The news comes as nominations open for next year’s GTC elections, which are held every four years. Teachers who are voted in will determine changes to the council’s make-up, which would come into effect from 2012.

Judy Moorhouse, chair of the GTC, has said the council could be reduced to a “very minimum of 12”.

She said: “We would have to decide who would appoint it and who would actually do the huge amount of work that the GTC is doing.”

Nothing had been decided yet, she said, and any eventual recommendations would have to be approved by Parliament.

Chris Keates, general secretary of the NASUWT teachers’ union, said it did not matter how small the council became as long as it concentrated on its main regulatory functions.

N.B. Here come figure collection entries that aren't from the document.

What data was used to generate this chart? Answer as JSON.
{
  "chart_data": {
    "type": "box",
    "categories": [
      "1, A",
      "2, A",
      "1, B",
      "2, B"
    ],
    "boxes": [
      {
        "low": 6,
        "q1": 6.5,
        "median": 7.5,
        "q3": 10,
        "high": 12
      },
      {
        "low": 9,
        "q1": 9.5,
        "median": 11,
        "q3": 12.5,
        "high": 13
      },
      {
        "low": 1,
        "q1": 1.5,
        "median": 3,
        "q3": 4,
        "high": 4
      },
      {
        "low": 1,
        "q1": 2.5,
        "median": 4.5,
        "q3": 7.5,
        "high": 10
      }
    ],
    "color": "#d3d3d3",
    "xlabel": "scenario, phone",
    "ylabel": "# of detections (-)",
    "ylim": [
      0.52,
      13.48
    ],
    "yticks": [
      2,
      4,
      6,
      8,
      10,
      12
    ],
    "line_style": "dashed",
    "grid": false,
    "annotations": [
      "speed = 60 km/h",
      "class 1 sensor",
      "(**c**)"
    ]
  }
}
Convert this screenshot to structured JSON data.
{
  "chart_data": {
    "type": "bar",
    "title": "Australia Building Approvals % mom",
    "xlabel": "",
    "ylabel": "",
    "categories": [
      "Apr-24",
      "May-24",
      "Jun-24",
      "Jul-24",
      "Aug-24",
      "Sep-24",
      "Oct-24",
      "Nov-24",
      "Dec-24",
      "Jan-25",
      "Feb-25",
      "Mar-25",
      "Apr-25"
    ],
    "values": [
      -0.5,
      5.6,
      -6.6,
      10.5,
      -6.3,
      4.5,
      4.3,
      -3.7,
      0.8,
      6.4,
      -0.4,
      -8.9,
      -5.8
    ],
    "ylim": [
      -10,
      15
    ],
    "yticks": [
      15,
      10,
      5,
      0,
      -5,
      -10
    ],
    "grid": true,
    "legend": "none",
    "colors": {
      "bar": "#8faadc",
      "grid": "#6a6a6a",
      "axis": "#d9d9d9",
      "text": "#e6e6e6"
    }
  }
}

The council is already trying to address the Audit Commission’s accusations of slow decision-making by introducing an executive committee with delegated powers. From this month this committee has the authority to make decisions between full council meetings. It will meet six times a year and the number of full council meetings will be reduced from four to three.

Richard Knights, a primary teacher from Merseyside, has announced his intention to stand on an openly abolitionist ticket in the elections, which will take place next February. “We can force the slimming down of what has become a bloated quango,” he said.

He added that he was fed up with long queues for disciplinary hearings, with teachers on silly charges that could be dealt with at a school level. Mr Knights said he had already been contacted by seven other teachers wishing to take a stand on a similar ticket, each of whom will have to find support from a proposer, a seconder and five others.

The GTC is hoping to boost its traditionally very low election turnout next year. Last time, in 2004, only around 10 per cent of teachers in the secondary sector voted. Online voting has since been introduced as a result. The registration fee to the council is pound;33.